İsveç'te art arda yaşanan silahlı saldırılarla ilgili konuşan Başbakan Ulf Kristersson, Euronews’e verdiği röportajda, “Henüz bitmedi” dedi. Röportaj, Kristersson’un İspanya’nın Valencia kentinde düzenlenen Avrupa Halk Partisi (EPP) kongresine katılması sırasında yapıldı.
İsveç lideri, Avrupa genelinden parti üyeleriyle buluşmak üzere Valencia’ya henüz varmışken, ülkesinde bir başka ölümcül silahlı saldırı haberi geldi.
EPP Kongresi’nin ilk ayağının düzenlendiği salı günü bu kez Uppsala kentinde bir silahlı saldırı yaşandı ve bu olay, İsveç'te devam eden çete bağlantılı şiddet dalgasına eklendi.
Kristersson, Euronews’e yaptığı açıklamada, “Polisin bu suçluları tespit etme, yakalama ve suçu işlemeden önce önleme kapasitesini artırmak için büyük çaba sarf ettim,” dedi. Silahlı saldırıların sayısının azaldığını ancak hâlâ tamamen sona ermediğini vurguladı.
Ancak İsveç’in güvenlik sorunları yalnızca iç meselelerle sınırlı değil. Son aylarda Baltık Denizi’nde deniz altı kablolarında meydana gelen hasarlar da dikkat çekiyor.
Bu zararların, bazı gemilerin demirlerini deniz tabanında sürüklemesiyle oluştuğu düşünülüyor. Kristersson doğrudan bir ülkeyi suçlamaktan kaçınsa da, olayların şüphe uyandırdığını belirtti.

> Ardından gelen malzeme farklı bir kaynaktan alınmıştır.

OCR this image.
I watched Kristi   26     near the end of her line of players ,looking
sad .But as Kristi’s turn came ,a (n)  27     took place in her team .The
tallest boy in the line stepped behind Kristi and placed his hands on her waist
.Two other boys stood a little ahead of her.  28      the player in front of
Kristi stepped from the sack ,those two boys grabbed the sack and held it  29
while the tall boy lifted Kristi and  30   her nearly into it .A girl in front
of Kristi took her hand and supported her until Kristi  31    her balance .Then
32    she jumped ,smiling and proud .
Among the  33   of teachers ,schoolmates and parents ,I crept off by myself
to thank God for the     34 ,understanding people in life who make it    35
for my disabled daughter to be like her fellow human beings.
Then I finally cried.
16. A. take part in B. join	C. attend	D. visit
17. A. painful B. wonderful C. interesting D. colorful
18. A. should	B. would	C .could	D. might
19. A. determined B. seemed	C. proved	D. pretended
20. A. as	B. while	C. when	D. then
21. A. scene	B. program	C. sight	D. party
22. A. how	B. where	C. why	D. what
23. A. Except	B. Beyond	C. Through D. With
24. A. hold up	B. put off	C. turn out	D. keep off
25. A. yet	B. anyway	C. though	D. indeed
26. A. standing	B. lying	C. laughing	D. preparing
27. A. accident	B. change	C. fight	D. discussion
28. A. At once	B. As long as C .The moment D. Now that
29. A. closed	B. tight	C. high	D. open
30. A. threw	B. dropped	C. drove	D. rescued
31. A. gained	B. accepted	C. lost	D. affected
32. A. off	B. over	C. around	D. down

Baltık Denizi’nde görev yapan kişilerle yaptığı görüşmelere değinen Başbakan, “Gemi kaptanlarının farkında olmadan demir atıp kabloları bu şekilde hasar alması — bu basitçe olmaz,” dedi.
Kristersson ayrıca, Rusya’nın Ukrayna’yı topyekûn işgal etmesinin ardından İsveç’in Mart 2024’te NATO’ya katıldığını hatırlattı. Ancak birkaç ay sonra Donald Trump’ın yeniden ABD Başkanı seçilmesi, Avrupa’daki müttefiklerin olası saldırılara karşı dayanışması konusunda soru işaretleri doğurdu. Kristersson’un bu konuda herhangi bir şüphesi yok.
Ancak endişeler sadece ABD ile sınırlı değil.
İsveçli gazeteci Joakim Medin, geçtiğimiz günlerde Türkiye’de "Cumhurbaşkanı’na hakaret" ve "terör örgütüne üye olmak" suçlamalarıyla tutuklandı.
“Farklı NATO ülkelerinin çeşitli konularda farklı görüşlere sahip olması yeni bir şey değil,” diyen Başbakan, İsveç ile Türkiye’nin ifade özgürlüğü konusunda çok farklı görüşlerde olduğunu belirtti.
Dava süreci halen devam ediyor ve davanın meşruiyeti, siyasetçiler ve insan hakları kuruluşları tarafından yoğun şekilde eleştiriliyor.